Mainz Biomed N.V. has called an extraordinary shareholders’ meeting on April 22, 2026 to vote on a transformative financing and capital structure package, board changes and governance items. Shareholders are being asked to ratify Reliant CPA as auditor and approve issuances of ordinary shares underlying five series of preferred shares issued or to be issued to investor David E. Lazar to comply with Nasdaq Listing Rules 5635(b) and 5635(d). The preferred shares, once fully convertible, would represent in excess of 95% of issued and outstanding ordinary shares on a fully diluted basis after a planned second $3 million closing.

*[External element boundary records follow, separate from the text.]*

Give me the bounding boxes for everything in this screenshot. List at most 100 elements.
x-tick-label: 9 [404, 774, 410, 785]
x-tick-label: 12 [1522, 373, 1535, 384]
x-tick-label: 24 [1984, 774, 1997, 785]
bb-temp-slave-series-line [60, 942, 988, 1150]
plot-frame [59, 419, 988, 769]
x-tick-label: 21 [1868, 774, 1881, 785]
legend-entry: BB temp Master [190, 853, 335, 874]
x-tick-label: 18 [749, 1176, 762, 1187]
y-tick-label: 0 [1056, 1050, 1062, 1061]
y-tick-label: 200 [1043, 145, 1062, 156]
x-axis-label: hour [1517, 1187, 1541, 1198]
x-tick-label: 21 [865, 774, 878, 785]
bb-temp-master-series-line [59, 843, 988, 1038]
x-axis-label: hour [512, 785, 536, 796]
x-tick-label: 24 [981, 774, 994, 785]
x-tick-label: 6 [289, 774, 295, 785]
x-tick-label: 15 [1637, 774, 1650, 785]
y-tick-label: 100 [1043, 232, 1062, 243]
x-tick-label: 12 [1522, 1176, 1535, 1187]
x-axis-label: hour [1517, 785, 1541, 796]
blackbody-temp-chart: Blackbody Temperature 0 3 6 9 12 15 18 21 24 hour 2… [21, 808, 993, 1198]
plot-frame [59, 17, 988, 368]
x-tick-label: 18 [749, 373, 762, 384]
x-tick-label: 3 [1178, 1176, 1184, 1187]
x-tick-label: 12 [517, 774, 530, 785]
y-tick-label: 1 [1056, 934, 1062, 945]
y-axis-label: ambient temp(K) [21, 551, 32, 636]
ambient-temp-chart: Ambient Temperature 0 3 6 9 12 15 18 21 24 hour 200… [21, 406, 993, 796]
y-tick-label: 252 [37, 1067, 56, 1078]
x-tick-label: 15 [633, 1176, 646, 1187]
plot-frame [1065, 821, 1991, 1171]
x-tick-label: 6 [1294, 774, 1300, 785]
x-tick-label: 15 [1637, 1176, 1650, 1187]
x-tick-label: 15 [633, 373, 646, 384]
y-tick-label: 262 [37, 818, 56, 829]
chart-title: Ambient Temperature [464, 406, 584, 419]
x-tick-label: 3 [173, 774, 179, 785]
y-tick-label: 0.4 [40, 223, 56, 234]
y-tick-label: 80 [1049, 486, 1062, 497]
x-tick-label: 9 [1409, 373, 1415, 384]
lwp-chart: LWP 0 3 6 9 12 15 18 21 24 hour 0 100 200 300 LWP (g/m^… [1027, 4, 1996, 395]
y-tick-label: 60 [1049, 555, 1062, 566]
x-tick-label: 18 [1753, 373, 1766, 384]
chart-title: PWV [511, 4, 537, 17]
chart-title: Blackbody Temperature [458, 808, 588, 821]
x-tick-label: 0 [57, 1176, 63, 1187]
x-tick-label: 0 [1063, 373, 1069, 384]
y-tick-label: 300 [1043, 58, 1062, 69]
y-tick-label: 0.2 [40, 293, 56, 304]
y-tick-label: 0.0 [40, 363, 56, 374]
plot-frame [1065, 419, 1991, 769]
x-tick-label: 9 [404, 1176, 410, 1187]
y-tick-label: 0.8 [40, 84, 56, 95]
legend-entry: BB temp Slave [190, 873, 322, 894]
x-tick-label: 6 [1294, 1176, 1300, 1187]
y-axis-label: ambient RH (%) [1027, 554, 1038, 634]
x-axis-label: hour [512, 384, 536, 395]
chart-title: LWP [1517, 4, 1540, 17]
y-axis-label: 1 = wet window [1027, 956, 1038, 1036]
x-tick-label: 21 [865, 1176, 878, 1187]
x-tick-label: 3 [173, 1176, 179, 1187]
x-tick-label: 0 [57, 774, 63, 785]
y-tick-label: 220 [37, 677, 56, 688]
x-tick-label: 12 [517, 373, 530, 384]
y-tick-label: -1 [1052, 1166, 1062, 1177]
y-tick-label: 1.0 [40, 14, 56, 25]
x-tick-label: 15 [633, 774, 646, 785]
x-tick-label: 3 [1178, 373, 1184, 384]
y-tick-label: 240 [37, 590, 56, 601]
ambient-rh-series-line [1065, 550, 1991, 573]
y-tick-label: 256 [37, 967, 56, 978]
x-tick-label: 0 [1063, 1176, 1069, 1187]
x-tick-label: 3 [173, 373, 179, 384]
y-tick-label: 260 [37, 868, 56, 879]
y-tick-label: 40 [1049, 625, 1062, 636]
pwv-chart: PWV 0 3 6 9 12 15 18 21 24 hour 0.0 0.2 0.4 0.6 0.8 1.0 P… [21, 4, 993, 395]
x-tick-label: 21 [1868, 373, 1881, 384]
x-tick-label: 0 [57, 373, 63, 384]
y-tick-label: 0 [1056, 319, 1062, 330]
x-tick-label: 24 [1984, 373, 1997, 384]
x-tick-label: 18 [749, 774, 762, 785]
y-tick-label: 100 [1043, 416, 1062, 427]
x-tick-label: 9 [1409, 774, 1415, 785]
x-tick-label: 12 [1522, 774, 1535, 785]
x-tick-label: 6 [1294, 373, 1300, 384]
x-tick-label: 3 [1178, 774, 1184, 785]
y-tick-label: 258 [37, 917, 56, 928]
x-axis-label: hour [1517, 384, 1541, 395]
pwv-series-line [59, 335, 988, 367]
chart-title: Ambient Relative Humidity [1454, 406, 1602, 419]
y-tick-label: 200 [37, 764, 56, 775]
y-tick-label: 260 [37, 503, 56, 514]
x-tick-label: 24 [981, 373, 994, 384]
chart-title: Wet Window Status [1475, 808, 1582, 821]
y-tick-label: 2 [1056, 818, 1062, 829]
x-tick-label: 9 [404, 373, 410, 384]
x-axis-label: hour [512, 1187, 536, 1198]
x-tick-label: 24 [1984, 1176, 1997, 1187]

Further proposals would authorize specific conversion ratios for all five preferred series, increase authorized capital to up to 900,000,000 ordinary shares and 100,000,000 preferred shares on a post–reverse split basis, change the company’s name to Quantum Cyber N.V., and approve a reverse share split in a range of 1‑for‑2 to 1‑for‑100 to help regain Nasdaq’s $1.00 minimum bid price after a deficiency notice. Shareholders will also vote on appointing four directors (including Lazar as CEO), expanding the 2025 Omnibus Incentive Plan to 10,000,000 ordinary shares, updating the remuneration policy and formally approving board resolutions related to the Lazar purchase agreement. The company warns that failure to obtain approvals could block the final closing, leave restrictive covenants in place, constrain new financing and potentially force a sale of assets or receivership.